Komisi kebenaran dan rekonsiliasi afrika selatan menolak memberikan amnesti

kepada steven dengan alasan sebagai berikut: (1) para pembunuh Biko belum
memberikan kesaksian dengan jujur terkait pembunuhan. (2) pembunuhan Biko tidak terkait

dengan tujuan politik.

3. Perspektif Hukum Internasional.

Dalam berbagai transisi, fungsi tersendiri dari penghukuman dan amnesti harus

dibandingkan dengan prioritas relatif diantara kedua hal tersebut tidak dapat disusun secara

teorotis “State to punish certain human right crimes committed in their teritorial

jurisdiction”.

D. Pengalaman Beberapa Negara.

1. Beberapa Negara Amerika Latin.

a.

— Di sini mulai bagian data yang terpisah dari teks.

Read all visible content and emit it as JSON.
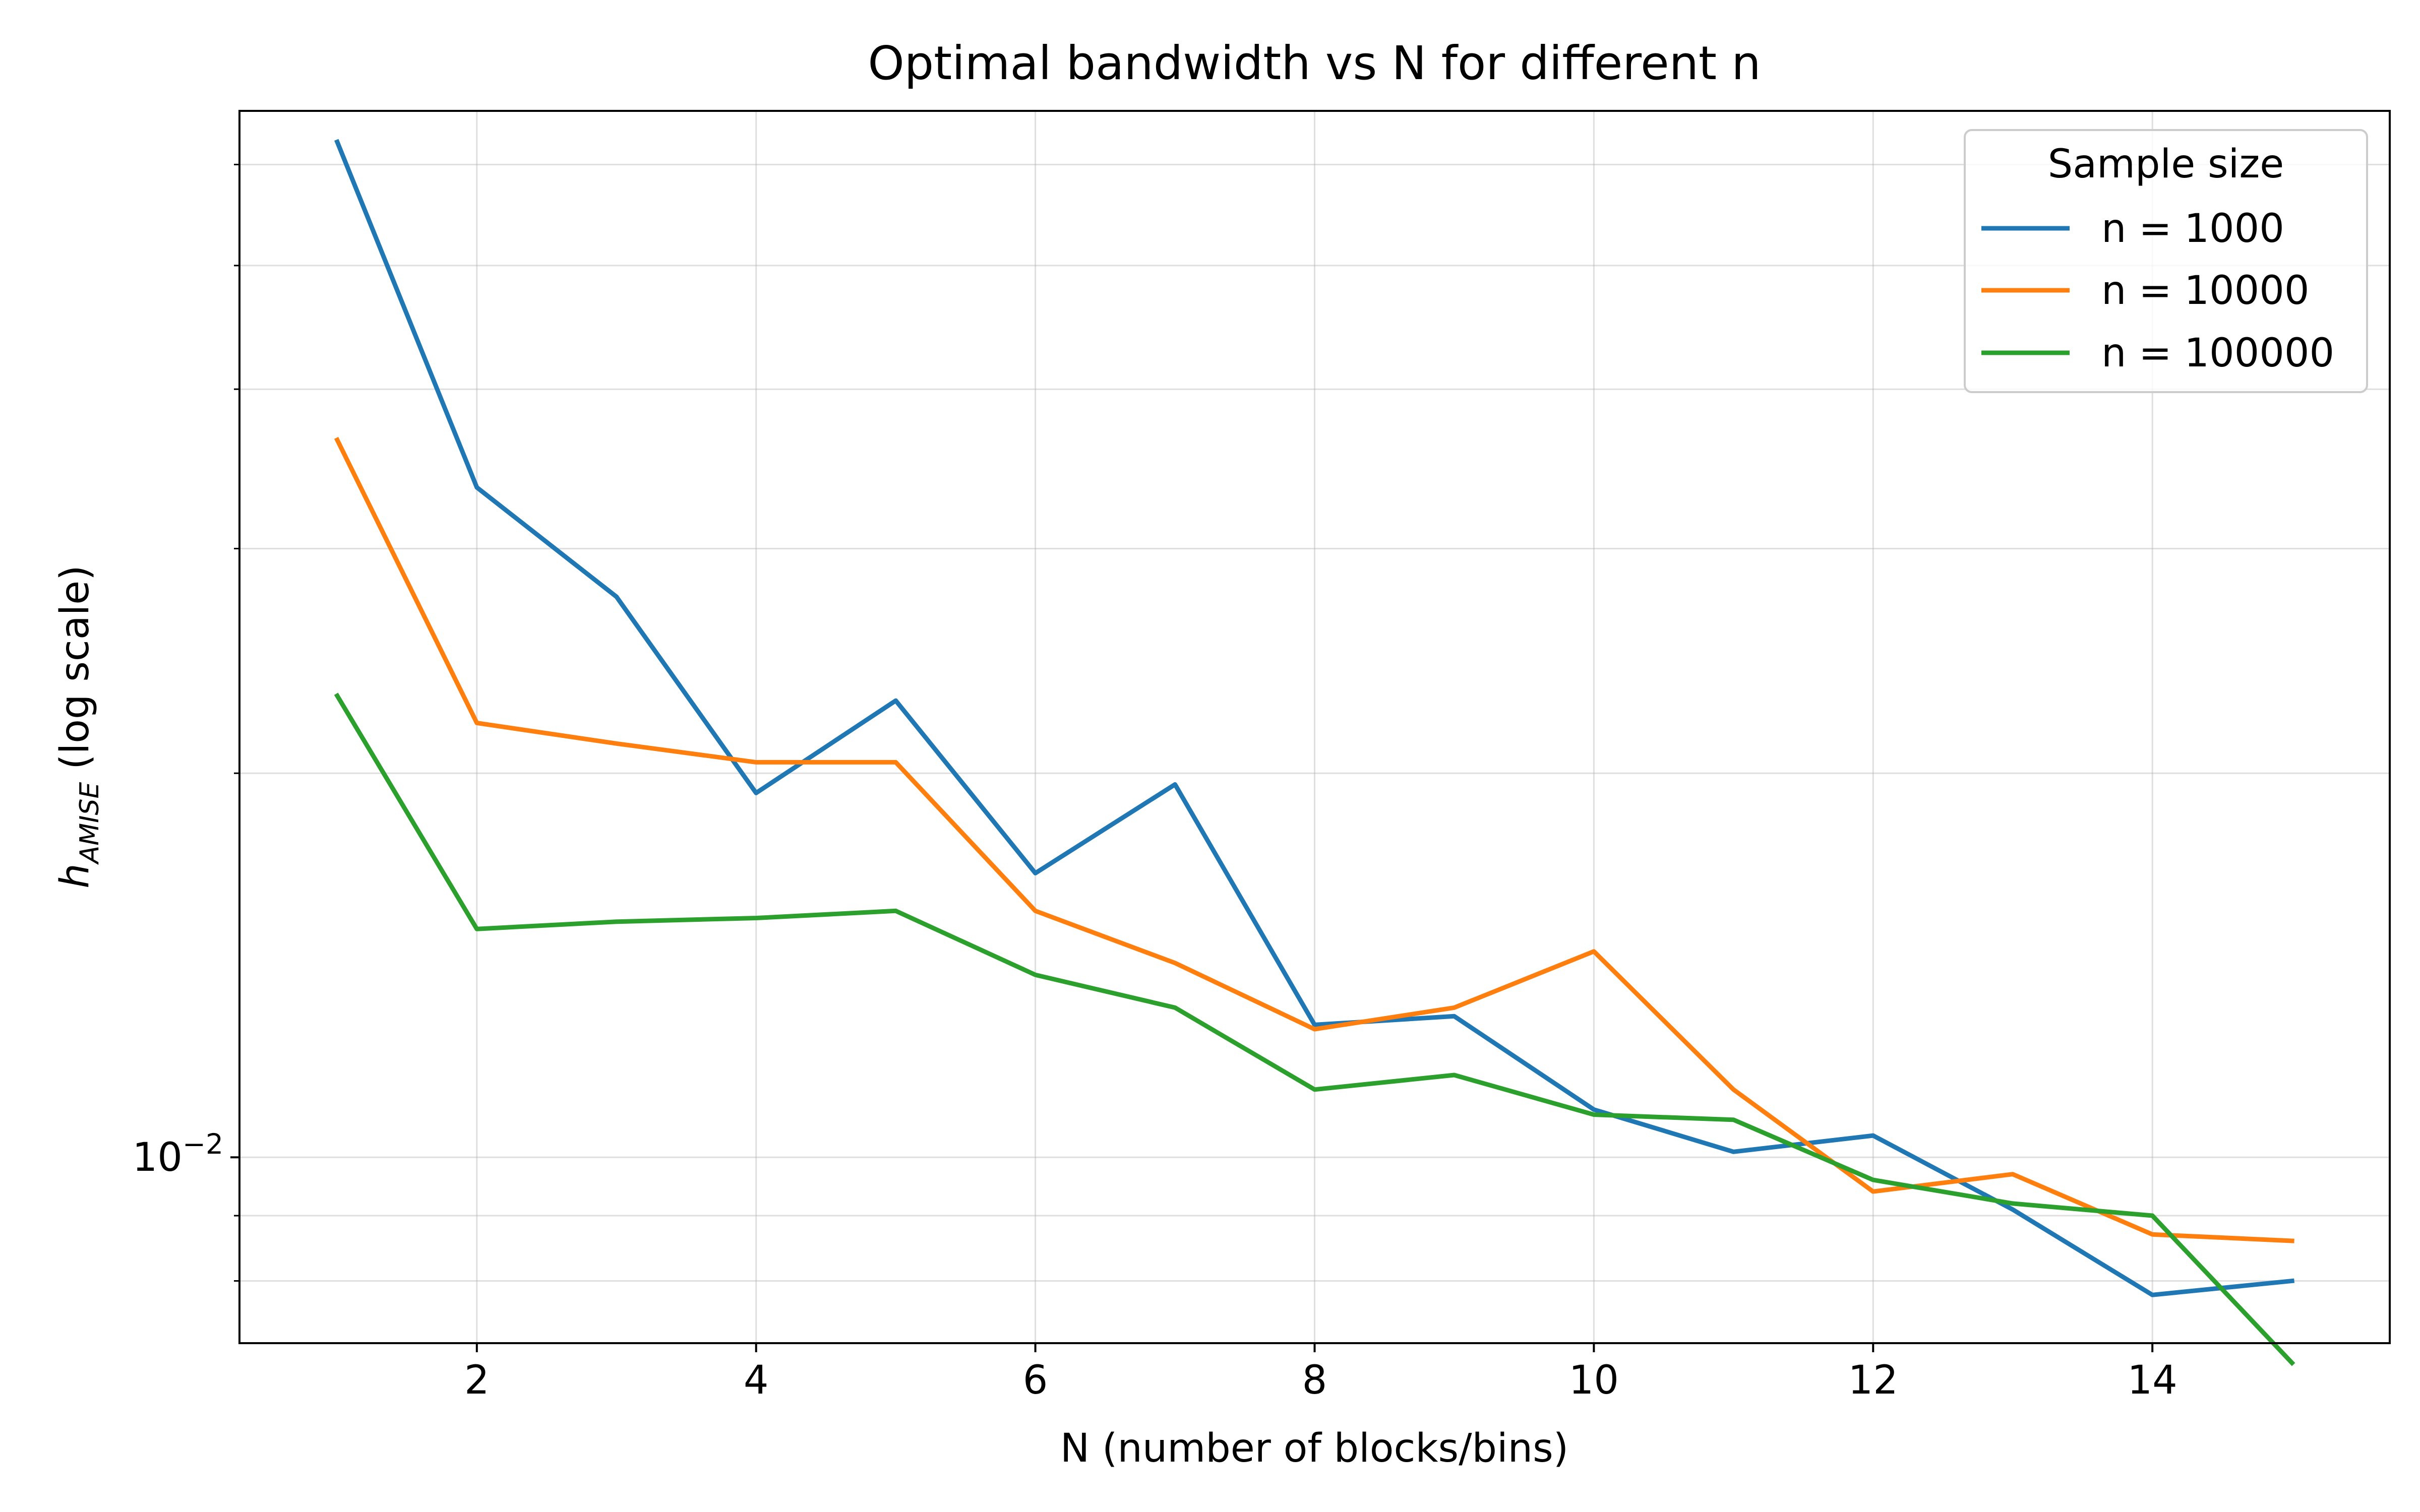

Beberapa Karakteristik Transisi Politik di Amerika Latin dan Eropa Selatan.

Faktor-faktor internasional yang lebih menguntungkan bagi negara-negara eropa

selatan dalam transisi politik. Menurut O’Daniel heteroginitas tercatat lebih tinggi di Amerika

Latin dibandingkan Eropa Selatan, menurutnya penting untuk membahas kasus yang

mencakup aneka tipe kekuasaan otoriter dalam masyarakat kapitalis Amerika Latin

kontemporer.

b. Beberapa Rezim “Otoriterisme Birokratis” atau “Tradisional”.

Amerika Latin dalam masa pra-transisi nya dikenal oleh para ahli ilmu politik dengan

sebutan “otoritarisme birokratis”, adapun yang menyebutnya sebagai “tradisional” yang

memiliki unsur patrimonialis. Hal ini merupakan jenis rezim yang paling rentan terhadap

transformasi revolusioner. Nyatanya, rezim baru dideskripsikan sebagai sesuatu demokrasi

yang mudah hancur atau sulit.


2. Beberapa Negara Non-Amerika Latin.

a. Politik dan Kekuasaan Kehakiman di Yunani.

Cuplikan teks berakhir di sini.